The province lost 15,000 jobs last month, pushing the unemployment rate up 0.4 percentage points to 7.5%, according to Statistics Canada.
Since October 2008, Alberta's employment rate has fallen by 3.3%, the steepest rate of decline among all the provinces, says the federal agency. Over the year, 68,000 jobs were lost.
Back in February. Finance Minister Iris Evans predicted only 15,000 jobs lost for the entire year.
“They really don't know what's going on,” said NDP labour critic Rachel Notley.
It seems the dive has dragged down oil and gas workers and young people in particular.

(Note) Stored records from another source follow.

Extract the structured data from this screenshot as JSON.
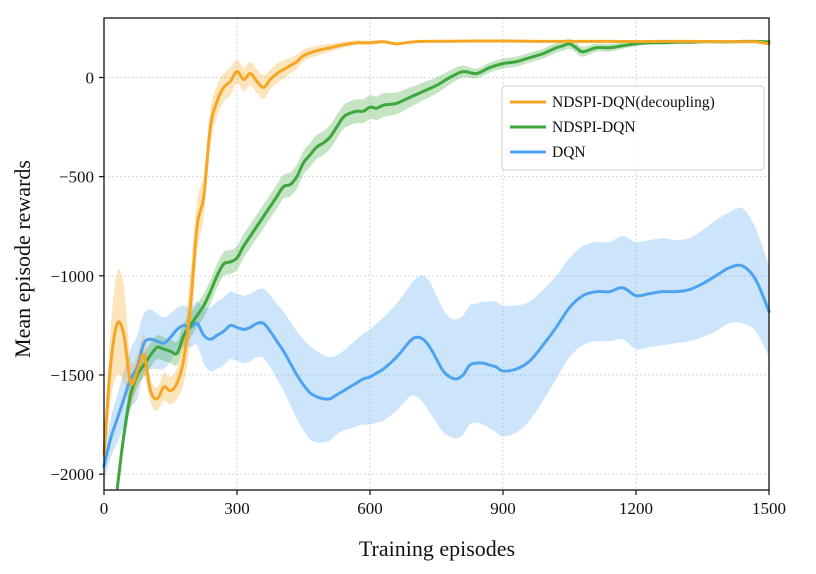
{
  "chart_data": {
    "type": "line",
    "title": "",
    "xlabel": "Training episodes",
    "ylabel": "Mean episode rewards",
    "xlim": [
      0,
      1500
    ],
    "ylim": [
      -2080,
      300
    ],
    "xticks": [
      0,
      300,
      600,
      900,
      1200,
      1500
    ],
    "yticks": [
      -2000,
      -1500,
      -1000,
      -500,
      0
    ],
    "grid": true,
    "legend_position": "upper-right",
    "series": [
      {
        "name": "NDSPI-DQN(decoupling)",
        "color": "#f5a623",
        "x": [
          0,
          15,
          30,
          45,
          60,
          75,
          90,
          105,
          120,
          135,
          150,
          165,
          180,
          195,
          210,
          225,
          240,
          255,
          270,
          285,
          300,
          315,
          330,
          345,
          360,
          375,
          390,
          405,
          420,
          435,
          450,
          480,
          510,
          540,
          570,
          600,
          630,
          660,
          690,
          720,
          780,
          840,
          900,
          960,
          1020,
          1080,
          1140,
          1200,
          1260,
          1320,
          1380,
          1440,
          1470,
          1500
        ],
        "y": [
          -1900,
          -1450,
          -1240,
          -1300,
          -1540,
          -1480,
          -1400,
          -1580,
          -1620,
          -1560,
          -1580,
          -1540,
          -1420,
          -1150,
          -750,
          -600,
          -250,
          -120,
          -50,
          -20,
          30,
          -10,
          20,
          -20,
          -50,
          -10,
          20,
          40,
          60,
          80,
          110,
          135,
          150,
          165,
          175,
          175,
          180,
          170,
          178,
          182,
          183,
          184,
          184,
          183,
          182,
          182,
          182,
          181,
          182,
          182,
          181,
          180,
          180,
          170
        ],
        "band": [
          100,
          180,
          260,
          240,
          120,
          80,
          100,
          60,
          60,
          70,
          70,
          80,
          120,
          170,
          130,
          110,
          90,
          80,
          70,
          70,
          60,
          60,
          60,
          60,
          60,
          50,
          50,
          45,
          40,
          35,
          30,
          25,
          20,
          15,
          12,
          10,
          8,
          8,
          6,
          5,
          5,
          5,
          5,
          5,
          5,
          5,
          5,
          5,
          5,
          5,
          5,
          5,
          5,
          5
        ]
      },
      {
        "name": "NDSPI-DQN",
        "color": "#3da73d",
        "x": [
          30,
          45,
          60,
          75,
          90,
          105,
          120,
          135,
          150,
          165,
          180,
          195,
          210,
          225,
          240,
          255,
          270,
          285,
          300,
          315,
          330,
          345,
          360,
          375,
          390,
          405,
          420,
          435,
          450,
          465,
          480,
          495,
          510,
          525,
          540,
          555,
          570,
          585,
          600,
          615,
          630,
          660,
          690,
          720,
          750,
          780,
          810,
          840,
          870,
          900,
          930,
          960,
          990,
          1020,
          1035,
          1050,
          1065,
          1080,
          1110,
          1140,
          1170,
          1200,
          1230,
          1260,
          1290,
          1320,
          1350,
          1380,
          1410,
          1440,
          1470,
          1500
        ],
        "y": [
          -2070,
          -1800,
          -1600,
          -1500,
          -1450,
          -1400,
          -1360,
          -1370,
          -1380,
          -1390,
          -1300,
          -1250,
          -1200,
          -1150,
          -1080,
          -1000,
          -940,
          -930,
          -910,
          -850,
          -800,
          -750,
          -700,
          -650,
          -600,
          -550,
          -540,
          -500,
          -430,
          -390,
          -350,
          -330,
          -300,
          -250,
          -200,
          -180,
          -170,
          -170,
          -150,
          -155,
          -140,
          -130,
          -100,
          -70,
          -40,
          0,
          30,
          20,
          50,
          70,
          80,
          100,
          120,
          150,
          160,
          170,
          150,
          130,
          150,
          150,
          160,
          170,
          175,
          175,
          178,
          178,
          180,
          180,
          180,
          182,
          182,
          180
        ],
        "band": [
          60,
          60,
          60,
          60,
          60,
          60,
          60,
          60,
          60,
          60,
          60,
          60,
          60,
          60,
          60,
          60,
          60,
          60,
          60,
          60,
          60,
          60,
          60,
          60,
          60,
          60,
          60,
          60,
          60,
          60,
          60,
          60,
          60,
          60,
          60,
          60,
          60,
          60,
          60,
          60,
          60,
          55,
          50,
          45,
          40,
          35,
          30,
          25,
          25,
          25,
          25,
          25,
          25,
          25,
          25,
          25,
          25,
          25,
          20,
          20,
          15,
          12,
          10,
          8,
          8,
          8,
          6,
          6,
          6,
          6,
          6,
          6
        ]
      },
      {
        "name": "DQN",
        "color": "#4da3f0",
        "x": [
          0,
          15,
          30,
          45,
          60,
          75,
          90,
          105,
          120,
          135,
          150,
          165,
          180,
          195,
          210,
          225,
          240,
          255,
          270,
          285,
          300,
          315,
          330,
          345,
          360,
          375,
          390,
          405,
          420,
          435,
          450,
          465,
          480,
          495,
          510,
          525,
          540,
          555,
          570,
          585,
          600,
          615,
          630,
          660,
          690,
          705,
          720,
          735,
          750,
          765,
          780,
          795,
          810,
          825,
          840,
          855,
          870,
          885,
          900,
          930,
          960,
          990,
          1020,
          1050,
          1080,
          1110,
          1140,
          1170,
          1200,
          1230,
          1260,
          1290,
          1320,
          1350,
          1380,
          1410,
          1440,
          1470,
          1500
        ],
        "y": [
          -1960,
          -1820,
          -1720,
          -1620,
          -1520,
          -1460,
          -1340,
          -1320,
          -1330,
          -1340,
          -1310,
          -1270,
          -1250,
          -1260,
          -1240,
          -1300,
          -1320,
          -1300,
          -1280,
          -1250,
          -1260,
          -1270,
          -1260,
          -1240,
          -1240,
          -1280,
          -1330,
          -1380,
          -1440,
          -1500,
          -1550,
          -1590,
          -1610,
          -1620,
          -1620,
          -1600,
          -1580,
          -1560,
          -1540,
          -1520,
          -1510,
          -1490,
          -1470,
          -1410,
          -1330,
          -1310,
          -1320,
          -1360,
          -1420,
          -1480,
          -1510,
          -1520,
          -1500,
          -1450,
          -1440,
          -1440,
          -1450,
          -1460,
          -1480,
          -1470,
          -1430,
          -1350,
          -1260,
          -1160,
          -1100,
          -1080,
          -1080,
          -1060,
          -1100,
          -1090,
          -1080,
          -1080,
          -1070,
          -1040,
          -1000,
          -960,
          -950,
          -1020,
          -1180
        ],
        "band": [
          80,
          100,
          120,
          140,
          150,
          160,
          150,
          150,
          140,
          130,
          120,
          110,
          100,
          100,
          110,
          140,
          160,
          170,
          170,
          170,
          170,
          170,
          170,
          170,
          175,
          180,
          190,
          200,
          210,
          220,
          230,
          235,
          230,
          220,
          210,
          200,
          200,
          210,
          220,
          230,
          240,
          250,
          260,
          270,
          280,
          300,
          320,
          330,
          320,
          310,
          300,
          300,
          300,
          300,
          300,
          310,
          320,
          330,
          330,
          320,
          300,
          280,
          260,
          250,
          250,
          250,
          250,
          260,
          270,
          270,
          270,
          260,
          260,
          270,
          280,
          280,
          290,
          260,
          230
        ]
      }
    ]
  }
}
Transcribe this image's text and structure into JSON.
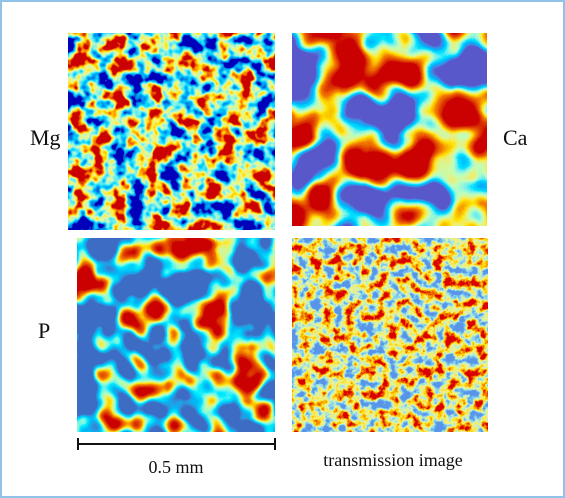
{
  "panels": [
    {
      "label": "Mg"
    },
    {
      "label": "Ca"
    },
    {
      "label": "P"
    },
    {
      "label": "transmission image"
    }
  ],
  "scale_bar": "0.5 mm"
}
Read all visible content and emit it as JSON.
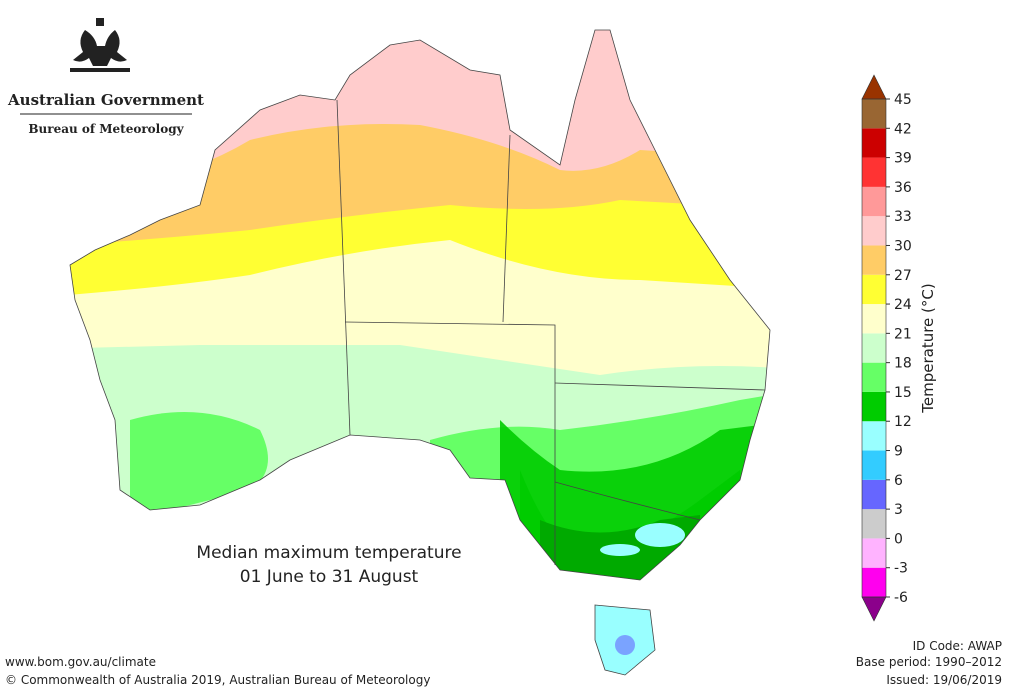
{
  "header": {
    "government": "Australian Government",
    "agency": "Bureau of Meteorology"
  },
  "map": {
    "title": "Median maximum temperature",
    "period": "01 June to 31 August"
  },
  "legend": {
    "label": "Temperature (°C)",
    "ticks": [
      -6,
      -3,
      0,
      3,
      6,
      9,
      12,
      15,
      18,
      21,
      24,
      27,
      30,
      33,
      36,
      39,
      42,
      45
    ],
    "colors": [
      "#ff00ee",
      "#ffb3ff",
      "#cccccc",
      "#6666ff",
      "#33ccff",
      "#99ffff",
      "#00cc00",
      "#66ff66",
      "#ccffcc",
      "#ffffcc",
      "#ffff33",
      "#ffcc66",
      "#ffcccc",
      "#ff9999",
      "#ff3333",
      "#cc0000",
      "#996633"
    ],
    "under_color": "#8b008b",
    "over_color": "#993300"
  },
  "footer": {
    "website": "www.bom.gov.au/climate",
    "copyright": "© Commonwealth of Australia 2019, Australian Bureau of Meteorology",
    "id_code": "ID Code: AWAP",
    "base_period": "Base period: 1990–2012",
    "issued": "Issued: 19/06/2019"
  }
}
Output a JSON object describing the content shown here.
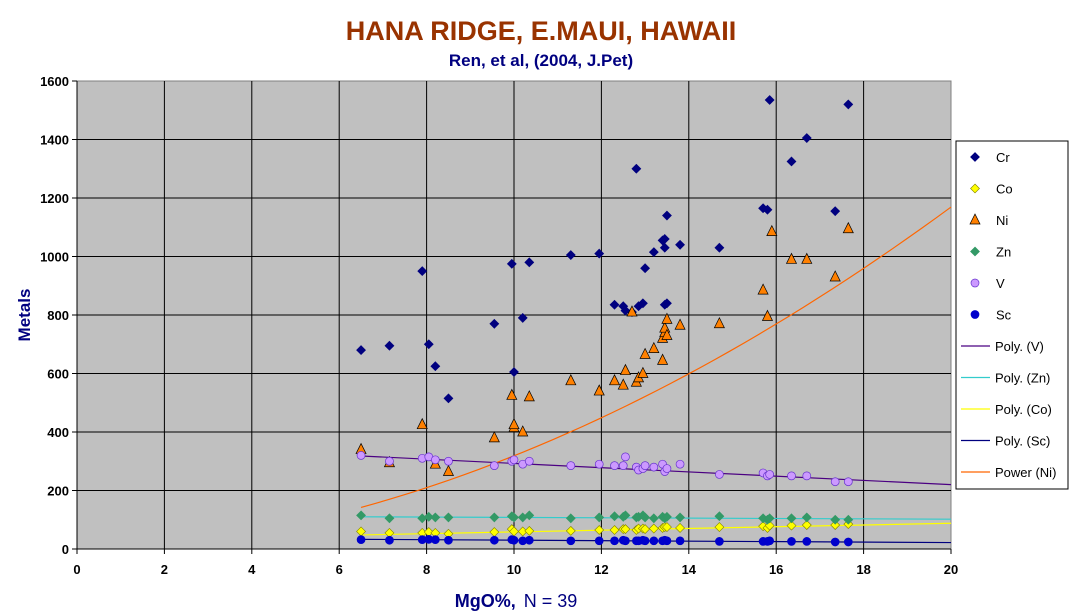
{
  "chart_data": {
    "type": "scatter",
    "title": "HANA RIDGE, E.MAUI, HAWAII",
    "subtitle": "Ren, et al, (2004, J.Pet)",
    "xlabel": "MgO%,",
    "xlabel_note": "N = 39",
    "ylabel": "Metals",
    "xlim": [
      0,
      20
    ],
    "ylim": [
      0,
      1600
    ],
    "x_ticks": [
      0,
      2,
      4,
      6,
      8,
      10,
      12,
      14,
      16,
      18,
      20
    ],
    "y_ticks": [
      0,
      200,
      400,
      600,
      800,
      1000,
      1200,
      1400,
      1600
    ],
    "grid": true,
    "plot_background": "#c0c0c0",
    "legend_position": "right",
    "series": [
      {
        "name": "Cr",
        "marker": "diamond",
        "color": "#00007f",
        "x": [
          6.5,
          7.15,
          7.9,
          8.05,
          8.2,
          8.5,
          9.55,
          9.95,
          10.0,
          10.2,
          10.35,
          11.3,
          11.95,
          12.3,
          12.5,
          12.55,
          12.8,
          12.85,
          12.95,
          13.0,
          13.2,
          13.4,
          13.45,
          13.45,
          13.5,
          13.5,
          13.8,
          14.7,
          15.7,
          15.8,
          15.85,
          16.35,
          16.7,
          17.35,
          17.65,
          13.45,
          12.7
        ],
        "y": [
          680,
          695,
          950,
          700,
          625,
          515,
          770,
          975,
          605,
          790,
          980,
          1005,
          1010,
          835,
          830,
          815,
          1300,
          830,
          840,
          960,
          1015,
          1055,
          1060,
          1030,
          1140,
          840,
          1040,
          1030,
          1165,
          1160,
          1535,
          1325,
          1405,
          1155,
          1520,
          835,
          810
        ]
      },
      {
        "name": "Co",
        "marker": "diamond",
        "color": "#ffff00",
        "x": [
          6.5,
          7.15,
          7.9,
          8.05,
          8.2,
          8.5,
          9.55,
          9.95,
          10.0,
          10.2,
          10.35,
          11.3,
          11.95,
          12.3,
          12.5,
          12.55,
          12.8,
          12.85,
          12.95,
          13.0,
          13.2,
          13.4,
          13.45,
          13.5,
          13.8,
          14.7,
          15.7,
          15.8,
          15.85,
          16.35,
          16.7,
          17.35,
          17.65
        ],
        "y": [
          60,
          55,
          55,
          58,
          55,
          52,
          58,
          68,
          60,
          60,
          62,
          62,
          65,
          65,
          68,
          68,
          65,
          70,
          70,
          68,
          70,
          72,
          75,
          75,
          72,
          75,
          78,
          72,
          80,
          80,
          82,
          82,
          85
        ]
      },
      {
        "name": "Ni",
        "marker": "triangle",
        "color": "#ff8000",
        "x": [
          6.5,
          7.15,
          7.9,
          8.2,
          8.5,
          9.55,
          9.95,
          10.0,
          10.2,
          10.35,
          11.3,
          11.95,
          12.3,
          12.5,
          12.55,
          12.8,
          12.85,
          12.95,
          13.0,
          13.2,
          13.4,
          13.45,
          13.45,
          13.5,
          13.5,
          13.8,
          14.7,
          15.7,
          15.8,
          15.9,
          16.35,
          16.7,
          17.35,
          17.65,
          12.7,
          13.4,
          10.0
        ],
        "y": [
          340,
          295,
          425,
          290,
          265,
          380,
          525,
          415,
          400,
          520,
          575,
          540,
          575,
          560,
          610,
          570,
          585,
          600,
          665,
          685,
          720,
          740,
          755,
          730,
          785,
          765,
          770,
          885,
          795,
          1085,
          990,
          990,
          930,
          1095,
          810,
          645,
          425
        ]
      },
      {
        "name": "Zn",
        "marker": "diamond",
        "color": "#339966",
        "x": [
          6.5,
          7.15,
          7.9,
          8.05,
          8.2,
          8.5,
          9.55,
          9.95,
          10.0,
          10.2,
          10.35,
          11.3,
          11.95,
          12.3,
          12.5,
          12.55,
          12.8,
          12.85,
          12.95,
          13.0,
          13.2,
          13.4,
          13.45,
          13.5,
          13.8,
          14.7,
          15.7,
          15.8,
          15.85,
          16.35,
          16.7,
          17.35,
          17.65
        ],
        "y": [
          115,
          105,
          105,
          110,
          108,
          108,
          108,
          112,
          108,
          108,
          115,
          105,
          108,
          112,
          110,
          115,
          108,
          110,
          115,
          108,
          105,
          110,
          105,
          110,
          108,
          112,
          105,
          100,
          105,
          105,
          108,
          100,
          100
        ]
      },
      {
        "name": "V",
        "marker": "circle",
        "color": "#cc99ff",
        "x": [
          6.5,
          7.15,
          7.9,
          8.05,
          8.2,
          8.5,
          9.55,
          9.95,
          10.0,
          10.2,
          10.35,
          11.3,
          11.95,
          12.3,
          12.5,
          12.55,
          12.8,
          12.85,
          12.95,
          13.0,
          13.2,
          13.4,
          13.45,
          13.5,
          13.8,
          14.7,
          15.7,
          15.8,
          15.85,
          16.35,
          16.7,
          17.35,
          17.65
        ],
        "y": [
          320,
          300,
          310,
          315,
          305,
          300,
          285,
          300,
          305,
          290,
          300,
          285,
          290,
          285,
          285,
          315,
          280,
          270,
          275,
          285,
          280,
          290,
          265,
          275,
          290,
          255,
          260,
          250,
          255,
          250,
          250,
          230,
          230
        ]
      },
      {
        "name": "Sc",
        "marker": "circle",
        "color": "#0000cc",
        "x": [
          6.5,
          7.15,
          7.9,
          8.05,
          8.2,
          8.5,
          9.55,
          9.95,
          10.0,
          10.2,
          10.35,
          11.3,
          11.95,
          12.3,
          12.5,
          12.55,
          12.8,
          12.85,
          12.95,
          13.0,
          13.2,
          13.4,
          13.45,
          13.5,
          13.8,
          14.7,
          15.7,
          15.8,
          15.85,
          16.35,
          16.7,
          17.35,
          17.65
        ],
        "y": [
          32,
          30,
          32,
          33,
          32,
          30,
          30,
          32,
          30,
          28,
          30,
          28,
          28,
          28,
          30,
          28,
          28,
          28,
          30,
          28,
          28,
          28,
          30,
          28,
          28,
          26,
          26,
          26,
          28,
          26,
          26,
          24,
          24
        ]
      }
    ],
    "trendlines": [
      {
        "name": "Poly. (V)",
        "type": "poly",
        "color": "#4b0082",
        "x": [
          6.5,
          20
        ],
        "y": [
          318,
          220
        ]
      },
      {
        "name": "Poly. (Zn)",
        "type": "poly",
        "color": "#33cccc",
        "x": [
          6.5,
          20
        ],
        "y": [
          110,
          102
        ]
      },
      {
        "name": "Poly. (Co)",
        "type": "poly",
        "color": "#ffff00",
        "x": [
          6.5,
          20
        ],
        "y": [
          48,
          88
        ]
      },
      {
        "name": "Poly. (Sc)",
        "type": "poly",
        "color": "#00007f",
        "x": [
          6.5,
          20
        ],
        "y": [
          33,
          22
        ]
      },
      {
        "name": "Power (Ni)",
        "type": "power",
        "color": "#ff6600",
        "a": 4.25,
        "b": 1.875,
        "xlim": [
          6.5,
          20
        ]
      }
    ]
  }
}
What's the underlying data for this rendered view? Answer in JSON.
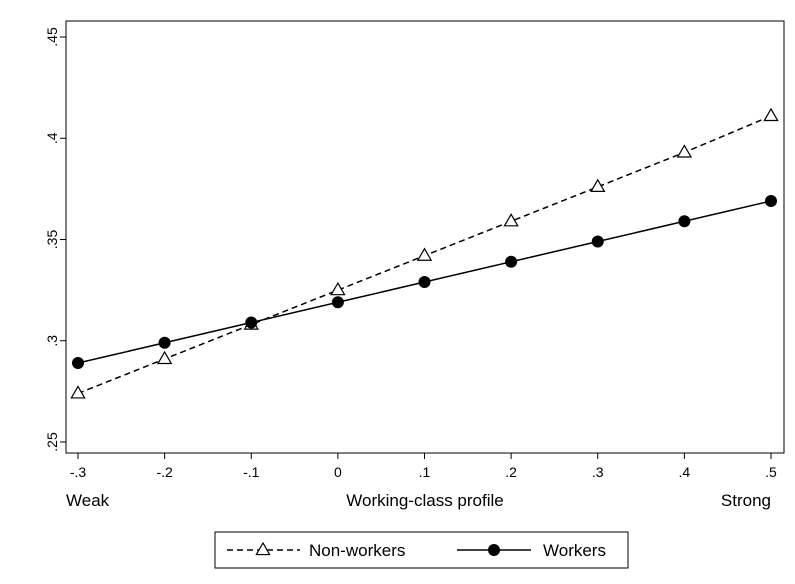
{
  "chart_data": {
    "type": "line",
    "title": "",
    "xlabel": "Working-class profile",
    "ylabel": "",
    "x_end_labels": {
      "left": "Weak",
      "right": "Strong"
    },
    "x": [
      -0.3,
      -0.2,
      -0.1,
      0,
      0.1,
      0.2,
      0.3,
      0.4,
      0.5
    ],
    "x_tick_labels": [
      "-.3",
      "-.2",
      "-.1",
      "0",
      ".1",
      ".2",
      ".3",
      ".4",
      ".5"
    ],
    "y_ticks": [
      0.25,
      0.3,
      0.35,
      0.4,
      0.45
    ],
    "y_tick_labels": [
      ".25",
      ".3",
      ".35",
      ".4",
      ".45"
    ],
    "xlim": [
      -0.3,
      0.5
    ],
    "ylim": [
      0.25,
      0.45
    ],
    "grid": false,
    "legend_position": "bottom",
    "series": [
      {
        "name": "Non-workers",
        "line_style": "dashed",
        "marker": "hollow-triangle",
        "color": "#000000",
        "values": [
          0.274,
          0.291,
          0.308,
          0.325,
          0.342,
          0.359,
          0.376,
          0.393,
          0.411
        ]
      },
      {
        "name": "Workers",
        "line_style": "solid",
        "marker": "filled-circle",
        "color": "#000000",
        "values": [
          0.289,
          0.299,
          0.309,
          0.319,
          0.329,
          0.339,
          0.349,
          0.359,
          0.369
        ]
      }
    ]
  }
}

Natural resource sectors, including mining, forestry and oil and gas, shed 1,500 jobs last month alone, and 20,000 since October 2008.
Some service sectors, including trade, transportation and education, posted month-to-month job gains in the thousands.
The natural-gas reliant northwest region of the province, including Grande Prairie, is facing a 9.1% unemployment rate, the highest of all provincial regions marked in detailed provincial numbers released by Alberta Employment and Immigration.
Edmonton is second-worst off, with 7.8% unemployment.
Males 15 to 24 are suffering by far the worst unemployment of all in the province — 15.5%. That's more than double the rate for adults over 25.
That may be an echo of boom times, said Liberal labour critic Hugh MacDonald, when thousands of youth skipped schooling to take lucrative jobs in natural resource industries. Those jobs are now drying up.
“We have to encourage them to go back to school and get retraining, and hopefully a permanent job,” he said. The numbers show the recession “certainly isn't over,” he said.
Natural gas prices are largely to blame for the province's spiralling job performance.
“Most governments in the developed world have invested in pretty significant stimulus programs. Here in Alberta, we haven't done that,” Notley said. More public-sector jobs would keep Albertans working through the downturn, she said.
Canada's unemployment rate sits at 8.6%.